Die Pampa erstreckt sich über weite Flachlandgebiete im zentralen Argentinien zwischen dem Atlantischen Ozean und den Anden. Das Grasland zeigt nur wenige Bäume und wird von niedrigen Pflanzen dominiert, die sich an wechselnde Niederschläge und fruchtbare Böden angepasst haben.

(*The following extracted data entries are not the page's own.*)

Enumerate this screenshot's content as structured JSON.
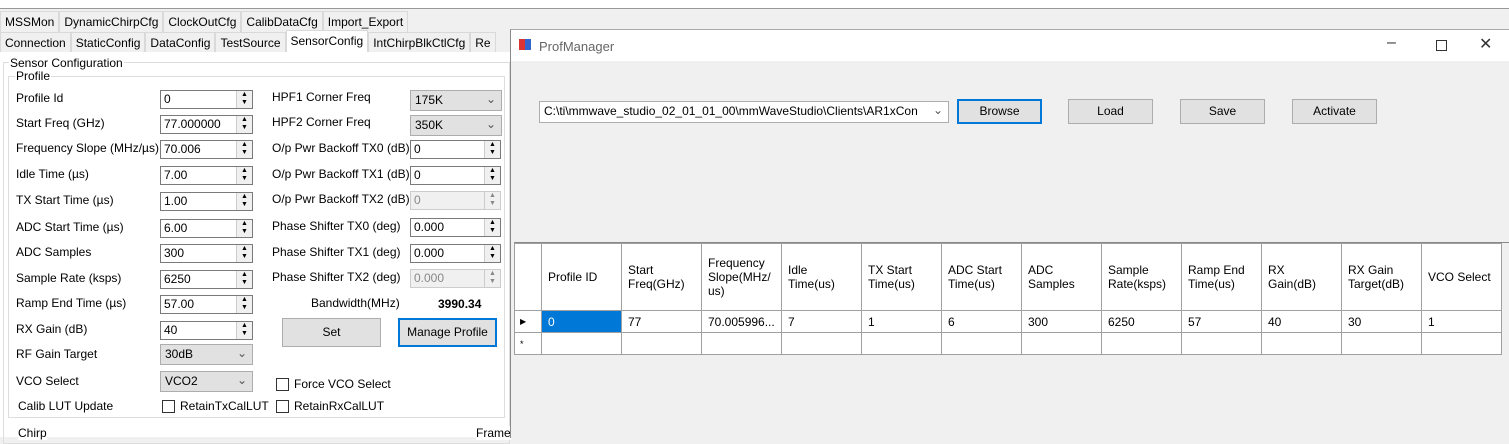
{
  "tabs_row1": [
    "MSSMon",
    "DynamicChirpCfg",
    "ClockOutCfg",
    "CalibDataCfg",
    "Import_Export"
  ],
  "tabs_row2": [
    "Connection",
    "StaticConfig",
    "DataConfig",
    "TestSource",
    "SensorConfig",
    "IntChirpBlkCtlCfg",
    "Re"
  ],
  "sensor_group": "Sensor Configuration",
  "profile_group": "Profile",
  "left_fields": [
    {
      "label": "Profile Id",
      "value": "0"
    },
    {
      "label": "Start Freq (GHz)",
      "value": "77.000000"
    },
    {
      "label": "Frequency Slope (MHz/µs)",
      "value": "70.006"
    },
    {
      "label": "Idle Time (µs)",
      "value": "7.00"
    },
    {
      "label": "TX Start Time (µs)",
      "value": "1.00"
    },
    {
      "label": "ADC Start Time (µs)",
      "value": "6.00"
    },
    {
      "label": "ADC Samples",
      "value": "300"
    },
    {
      "label": "Sample Rate (ksps)",
      "value": "6250"
    },
    {
      "label": "Ramp End Time (µs)",
      "value": "57.00"
    },
    {
      "label": "RX Gain (dB)",
      "value": "40"
    }
  ],
  "rf_gain": {
    "label": "RF Gain Target",
    "value": "30dB"
  },
  "vco": {
    "label": "VCO Select",
    "value": "VCO2"
  },
  "calib": {
    "label": "Calib LUT Update",
    "tx": "RetainTxCalLUT",
    "rx": "RetainRxCalLUT"
  },
  "force_vco": "Force VCO Select",
  "hpf1": {
    "label": "HPF1 Corner Freq",
    "value": "175K"
  },
  "hpf2": {
    "label": "HPF2 Corner Freq",
    "value": "350K"
  },
  "right_fields": [
    {
      "label": "O/p Pwr Backoff TX0 (dB)",
      "value": "0"
    },
    {
      "label": "O/p Pwr Backoff TX1 (dB)",
      "value": "0"
    },
    {
      "label": "O/p Pwr Backoff TX2 (dB)",
      "value": "0"
    },
    {
      "label": "Phase Shifter TX0 (deg)",
      "value": "0.000"
    },
    {
      "label": "Phase Shifter TX1 (deg)",
      "value": "0.000"
    },
    {
      "label": "Phase Shifter TX2 (deg)",
      "value": "0.000"
    }
  ],
  "bandwidth": {
    "label": "Bandwidth(MHz)",
    "value": "3990.34"
  },
  "set_label": "Set",
  "manage_label": "Manage Profile",
  "chirp_group": "Chirp",
  "frame_group": "Frame",
  "prof": {
    "title": "ProfManager",
    "path": "C:\\ti\\mmwave_studio_02_01_01_00\\mmWaveStudio\\Clients\\AR1xCon",
    "browse": "Browse",
    "load": "Load",
    "save": "Save",
    "activate": "Activate",
    "columns": [
      "Profile ID",
      "Start Freq(GHz)",
      "Frequency Slope(MHz/ us)",
      "Idle Time(us)",
      "TX Start Time(us)",
      "ADC Start Time(us)",
      "ADC Samples",
      "Sample Rate(ksps)",
      "Ramp End Time(us)",
      "RX Gain(dB)",
      "RX Gain Target(dB)",
      "VCO Select"
    ],
    "row": [
      "0",
      "77",
      "70.005996...",
      "7",
      "1",
      "6",
      "300",
      "6250",
      "57",
      "40",
      "30",
      "1"
    ]
  }
}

Indigene Völker lebten hier lange bevor europäische Siedler im Kolonialzeitalter ankamen und das Land in Viehweiden und Anbauflächen umwandelten. Die Veränderung erfolgte besonders rasch im 19. Jahrhundert, als neue Techniken die Landwirtschaft erweiterten.
Die Gauchos entwickelten über Generationen hinweg eine Lebensweise, die mit dem weiten offenen Land und der Viehwirtschaft eng verbunden ist. Ihre Arbeitstechniken und der Umgang mit den Herden prägen noch heute viele ländliche Gemeinden in dieser Region.
Die Landschaft verändert sich mit den Jahreszeiten, wobei das Grün nach Regenfällen intensiver wird und in trockenen Monaten verblasst. Besucher sollten weite Strecken und wechselnde Wetterbedingungen einplanen, da die Ebenen kaum Schatten oder Schutz bieten.
Die einheimischen Gräser wachsen nach Bränden schnell nach, während Baumsetzlinge durch Feuer und Beweidung selten überleben. Dieser natürliche Kreislauf erhält die offene Landschaft seit Jahrtausenden und verhindert das Vordringen von Wäldern.